MP for Shai-Osudoku
- In office 7 January 1993 – 6 January 2005
- President: John Agyekum Kufour

Personal details
- Born: 10 March 1946 (age 80) Shai-Osudoku, Greater Accra Region, Ghana
- Party: National Democratic Congress
- Alma mater: Ghana Institute of Journalism, Ghana
- Occupation: Politician

= Michael Afedi Gizo =

Ghanaian politician

Michael Afedi Gizo (born March 10, 1946) is a Ghanaian politician. He is a former member of the 3rd parliament of the 4th Republic of Ghana.
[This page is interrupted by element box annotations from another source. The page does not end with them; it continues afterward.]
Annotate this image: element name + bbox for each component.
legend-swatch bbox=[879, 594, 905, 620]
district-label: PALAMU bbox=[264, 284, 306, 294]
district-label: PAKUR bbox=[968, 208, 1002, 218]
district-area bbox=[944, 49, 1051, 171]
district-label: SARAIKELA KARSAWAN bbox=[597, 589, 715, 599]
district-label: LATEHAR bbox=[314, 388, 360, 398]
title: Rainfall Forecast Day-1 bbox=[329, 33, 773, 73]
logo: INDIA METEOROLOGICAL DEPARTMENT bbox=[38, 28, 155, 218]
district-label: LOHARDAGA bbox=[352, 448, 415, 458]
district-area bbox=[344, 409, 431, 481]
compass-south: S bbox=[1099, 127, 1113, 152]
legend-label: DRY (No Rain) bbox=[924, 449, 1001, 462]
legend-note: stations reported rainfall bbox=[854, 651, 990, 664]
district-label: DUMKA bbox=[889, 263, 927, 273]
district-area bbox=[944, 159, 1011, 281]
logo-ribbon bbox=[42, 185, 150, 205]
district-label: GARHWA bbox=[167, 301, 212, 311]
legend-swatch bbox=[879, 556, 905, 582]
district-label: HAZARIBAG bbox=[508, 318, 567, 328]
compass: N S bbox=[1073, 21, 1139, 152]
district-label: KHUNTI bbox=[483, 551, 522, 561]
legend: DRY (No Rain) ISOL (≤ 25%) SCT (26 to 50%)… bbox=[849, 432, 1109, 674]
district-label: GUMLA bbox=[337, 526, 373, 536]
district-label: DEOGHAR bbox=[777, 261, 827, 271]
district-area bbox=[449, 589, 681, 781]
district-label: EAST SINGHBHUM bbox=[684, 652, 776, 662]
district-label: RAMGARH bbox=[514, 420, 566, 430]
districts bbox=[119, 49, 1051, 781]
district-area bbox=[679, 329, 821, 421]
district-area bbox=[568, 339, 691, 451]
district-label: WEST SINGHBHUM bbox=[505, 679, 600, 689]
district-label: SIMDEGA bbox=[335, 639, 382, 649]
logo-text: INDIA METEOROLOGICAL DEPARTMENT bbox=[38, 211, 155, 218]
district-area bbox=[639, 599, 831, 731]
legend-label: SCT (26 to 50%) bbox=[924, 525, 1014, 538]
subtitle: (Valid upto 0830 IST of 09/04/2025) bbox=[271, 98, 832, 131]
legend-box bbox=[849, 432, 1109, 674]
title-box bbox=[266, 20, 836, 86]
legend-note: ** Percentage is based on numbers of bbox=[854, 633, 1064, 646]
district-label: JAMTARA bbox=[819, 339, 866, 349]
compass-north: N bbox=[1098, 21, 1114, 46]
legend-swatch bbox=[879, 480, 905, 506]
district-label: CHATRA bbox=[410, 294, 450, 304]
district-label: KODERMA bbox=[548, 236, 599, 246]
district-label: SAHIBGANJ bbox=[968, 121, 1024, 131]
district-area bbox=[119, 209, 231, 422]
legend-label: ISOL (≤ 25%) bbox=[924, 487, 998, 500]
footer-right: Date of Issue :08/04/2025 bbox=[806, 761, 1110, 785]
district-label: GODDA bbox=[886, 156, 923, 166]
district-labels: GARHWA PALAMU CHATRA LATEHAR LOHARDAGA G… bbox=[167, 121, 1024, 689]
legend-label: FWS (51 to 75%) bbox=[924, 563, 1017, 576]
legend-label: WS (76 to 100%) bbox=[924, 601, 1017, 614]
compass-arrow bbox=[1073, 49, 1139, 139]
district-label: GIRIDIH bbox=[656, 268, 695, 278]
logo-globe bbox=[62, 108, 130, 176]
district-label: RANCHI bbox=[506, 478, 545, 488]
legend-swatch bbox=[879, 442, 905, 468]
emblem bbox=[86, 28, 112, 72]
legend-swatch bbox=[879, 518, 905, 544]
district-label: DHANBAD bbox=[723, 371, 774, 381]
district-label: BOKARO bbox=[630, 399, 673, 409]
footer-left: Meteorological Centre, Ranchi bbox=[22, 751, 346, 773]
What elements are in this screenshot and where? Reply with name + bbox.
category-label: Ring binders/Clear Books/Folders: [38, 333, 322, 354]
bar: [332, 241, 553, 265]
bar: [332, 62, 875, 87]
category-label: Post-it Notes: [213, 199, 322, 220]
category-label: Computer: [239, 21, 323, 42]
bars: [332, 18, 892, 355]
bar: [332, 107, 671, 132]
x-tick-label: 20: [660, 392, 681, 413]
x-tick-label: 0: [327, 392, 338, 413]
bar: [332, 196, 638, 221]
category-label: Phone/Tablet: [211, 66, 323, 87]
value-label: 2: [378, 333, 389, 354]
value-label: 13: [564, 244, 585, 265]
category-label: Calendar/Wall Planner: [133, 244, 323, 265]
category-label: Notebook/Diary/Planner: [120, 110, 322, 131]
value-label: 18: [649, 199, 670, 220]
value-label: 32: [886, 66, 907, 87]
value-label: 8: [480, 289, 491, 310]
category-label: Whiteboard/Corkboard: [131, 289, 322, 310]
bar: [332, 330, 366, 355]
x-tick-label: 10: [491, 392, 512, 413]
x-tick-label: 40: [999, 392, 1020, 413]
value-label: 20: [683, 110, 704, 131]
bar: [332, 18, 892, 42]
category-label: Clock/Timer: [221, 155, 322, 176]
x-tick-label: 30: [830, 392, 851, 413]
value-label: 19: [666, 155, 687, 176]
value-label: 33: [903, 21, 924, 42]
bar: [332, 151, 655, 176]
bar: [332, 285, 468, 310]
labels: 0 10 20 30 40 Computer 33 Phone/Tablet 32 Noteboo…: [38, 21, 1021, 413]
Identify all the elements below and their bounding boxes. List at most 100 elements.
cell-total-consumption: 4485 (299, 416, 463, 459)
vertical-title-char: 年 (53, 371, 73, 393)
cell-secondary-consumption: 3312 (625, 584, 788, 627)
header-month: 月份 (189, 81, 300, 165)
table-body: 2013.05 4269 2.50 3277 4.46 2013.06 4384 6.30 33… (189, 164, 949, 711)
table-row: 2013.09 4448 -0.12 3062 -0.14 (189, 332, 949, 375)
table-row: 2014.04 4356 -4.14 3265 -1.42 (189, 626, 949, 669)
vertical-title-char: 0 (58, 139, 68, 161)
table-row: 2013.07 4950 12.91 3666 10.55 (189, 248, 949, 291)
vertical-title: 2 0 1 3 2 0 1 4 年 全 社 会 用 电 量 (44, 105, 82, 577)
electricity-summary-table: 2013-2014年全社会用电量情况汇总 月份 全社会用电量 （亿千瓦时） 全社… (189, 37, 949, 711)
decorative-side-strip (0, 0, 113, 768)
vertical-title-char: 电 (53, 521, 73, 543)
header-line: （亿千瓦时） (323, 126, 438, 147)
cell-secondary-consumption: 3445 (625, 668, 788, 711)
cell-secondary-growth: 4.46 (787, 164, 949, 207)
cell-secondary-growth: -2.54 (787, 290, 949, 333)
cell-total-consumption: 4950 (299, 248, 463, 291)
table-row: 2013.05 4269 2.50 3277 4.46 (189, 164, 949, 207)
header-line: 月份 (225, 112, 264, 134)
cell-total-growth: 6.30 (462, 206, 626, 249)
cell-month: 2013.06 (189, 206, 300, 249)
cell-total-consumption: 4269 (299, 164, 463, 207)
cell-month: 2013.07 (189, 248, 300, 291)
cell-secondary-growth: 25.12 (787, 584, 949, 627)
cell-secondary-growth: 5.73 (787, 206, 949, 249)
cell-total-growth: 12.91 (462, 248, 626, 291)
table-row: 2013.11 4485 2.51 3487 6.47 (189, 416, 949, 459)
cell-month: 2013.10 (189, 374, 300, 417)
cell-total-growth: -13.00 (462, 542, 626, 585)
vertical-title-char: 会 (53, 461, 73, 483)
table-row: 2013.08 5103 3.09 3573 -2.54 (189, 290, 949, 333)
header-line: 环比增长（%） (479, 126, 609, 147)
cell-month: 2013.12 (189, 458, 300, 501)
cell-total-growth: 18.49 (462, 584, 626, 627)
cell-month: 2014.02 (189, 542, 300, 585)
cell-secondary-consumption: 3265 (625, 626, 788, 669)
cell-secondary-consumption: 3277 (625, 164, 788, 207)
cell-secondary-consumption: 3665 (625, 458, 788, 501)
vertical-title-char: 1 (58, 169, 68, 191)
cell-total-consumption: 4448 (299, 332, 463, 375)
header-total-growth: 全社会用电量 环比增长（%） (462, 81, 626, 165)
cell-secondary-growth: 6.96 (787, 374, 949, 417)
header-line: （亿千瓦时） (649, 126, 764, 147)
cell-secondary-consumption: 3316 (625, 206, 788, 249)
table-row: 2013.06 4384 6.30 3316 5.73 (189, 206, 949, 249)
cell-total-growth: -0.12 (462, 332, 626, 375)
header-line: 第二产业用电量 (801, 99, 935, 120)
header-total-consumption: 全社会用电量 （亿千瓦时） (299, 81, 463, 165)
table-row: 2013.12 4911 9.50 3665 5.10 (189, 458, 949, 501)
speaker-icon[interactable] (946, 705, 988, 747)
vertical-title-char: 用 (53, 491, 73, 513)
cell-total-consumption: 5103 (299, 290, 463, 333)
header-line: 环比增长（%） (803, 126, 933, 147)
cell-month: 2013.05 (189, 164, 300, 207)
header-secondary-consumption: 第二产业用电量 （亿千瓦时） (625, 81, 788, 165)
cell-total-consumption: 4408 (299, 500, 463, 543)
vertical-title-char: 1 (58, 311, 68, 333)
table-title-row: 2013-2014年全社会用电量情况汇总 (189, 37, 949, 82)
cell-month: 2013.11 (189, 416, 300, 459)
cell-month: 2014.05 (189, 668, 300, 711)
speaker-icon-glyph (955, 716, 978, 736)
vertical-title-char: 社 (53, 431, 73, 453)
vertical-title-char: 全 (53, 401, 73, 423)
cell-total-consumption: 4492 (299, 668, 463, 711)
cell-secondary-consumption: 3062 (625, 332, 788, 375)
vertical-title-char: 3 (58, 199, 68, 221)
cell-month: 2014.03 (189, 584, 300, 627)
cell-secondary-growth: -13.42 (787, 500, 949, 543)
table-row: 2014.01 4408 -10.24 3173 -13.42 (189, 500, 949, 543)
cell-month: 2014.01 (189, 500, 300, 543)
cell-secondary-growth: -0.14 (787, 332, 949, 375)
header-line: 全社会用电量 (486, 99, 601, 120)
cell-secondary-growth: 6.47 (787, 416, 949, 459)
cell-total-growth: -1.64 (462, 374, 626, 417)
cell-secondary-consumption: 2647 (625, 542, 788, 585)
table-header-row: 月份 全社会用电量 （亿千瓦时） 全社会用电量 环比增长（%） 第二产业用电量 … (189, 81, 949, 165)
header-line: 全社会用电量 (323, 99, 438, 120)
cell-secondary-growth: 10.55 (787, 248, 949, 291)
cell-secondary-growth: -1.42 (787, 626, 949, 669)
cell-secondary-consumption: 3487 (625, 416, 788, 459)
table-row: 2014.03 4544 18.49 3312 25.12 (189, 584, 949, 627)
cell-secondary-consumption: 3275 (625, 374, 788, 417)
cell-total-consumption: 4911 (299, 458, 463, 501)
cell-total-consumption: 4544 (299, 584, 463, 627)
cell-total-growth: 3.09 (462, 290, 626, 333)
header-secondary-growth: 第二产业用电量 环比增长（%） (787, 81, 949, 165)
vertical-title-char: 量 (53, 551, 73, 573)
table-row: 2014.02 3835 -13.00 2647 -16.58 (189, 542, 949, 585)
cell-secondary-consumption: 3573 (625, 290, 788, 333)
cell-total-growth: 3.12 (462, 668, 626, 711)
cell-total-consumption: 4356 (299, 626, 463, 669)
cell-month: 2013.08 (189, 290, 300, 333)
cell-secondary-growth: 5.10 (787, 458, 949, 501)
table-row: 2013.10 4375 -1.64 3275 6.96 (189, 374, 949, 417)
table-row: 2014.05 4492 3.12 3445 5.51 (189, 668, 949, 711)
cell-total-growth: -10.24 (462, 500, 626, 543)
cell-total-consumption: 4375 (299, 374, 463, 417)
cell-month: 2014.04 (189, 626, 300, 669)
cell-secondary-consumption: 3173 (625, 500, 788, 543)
He represented the Dangme West which is now Shai-Osudoku constituency in the Greater Accra Region on the ticket of the National Democratic Congress (NDC).

He was Greater Accra Regional Minister from 1992 to 1996. He also served as Minister of Tourism and also a Deputy Minister of Information. In 2015, Mr. Gizo was accepted as the new Paramount Chief of the Shai Traditional Area. He succeeded the late Nene Nagai Kassa VII. He is currently the chief of Agomeda.

== Early life and education ==
Gizo was born on 10 March 1946. He attained an academic degree at the Ghana Institute of Journalism majoring in Public relations.

== Politics ==

He was elected into the first parliament of the fourth republic of Ghana on 7 January 1993 after he was pronounced winner at the 1992 Ghanaian parliamentary election held on 29 December 1992. Gizo thereafter assumed office as the member of parliament for the Shai-Osudoku constituency after he had won the Ghana parliamentary elections in 1996.

He was succeeded by David Tetteh Assumeng. Michael won the Dangme West now Shai Osudoku parliamentary seat again in the Ghanaian parliamentary elections for the 3rd time in the 4th Republic of Ghana on the ticket of the National Democratic Congress (NDC) at the 1996 Ghanaian General Election.

He was pronounced winner after defeating Kwame Tetteh-Korly Agban of the New Patriotic Party and John Awuku Dziwornu of the Convention People's Party. Gizo obtained 65.80% of the total valid votes which is equivalent to 14,814 votes while his oppositions obtained 10.30% which is equivalent to 2,319 votes and 4.90% which is equivalent to 1,108 votes respectively.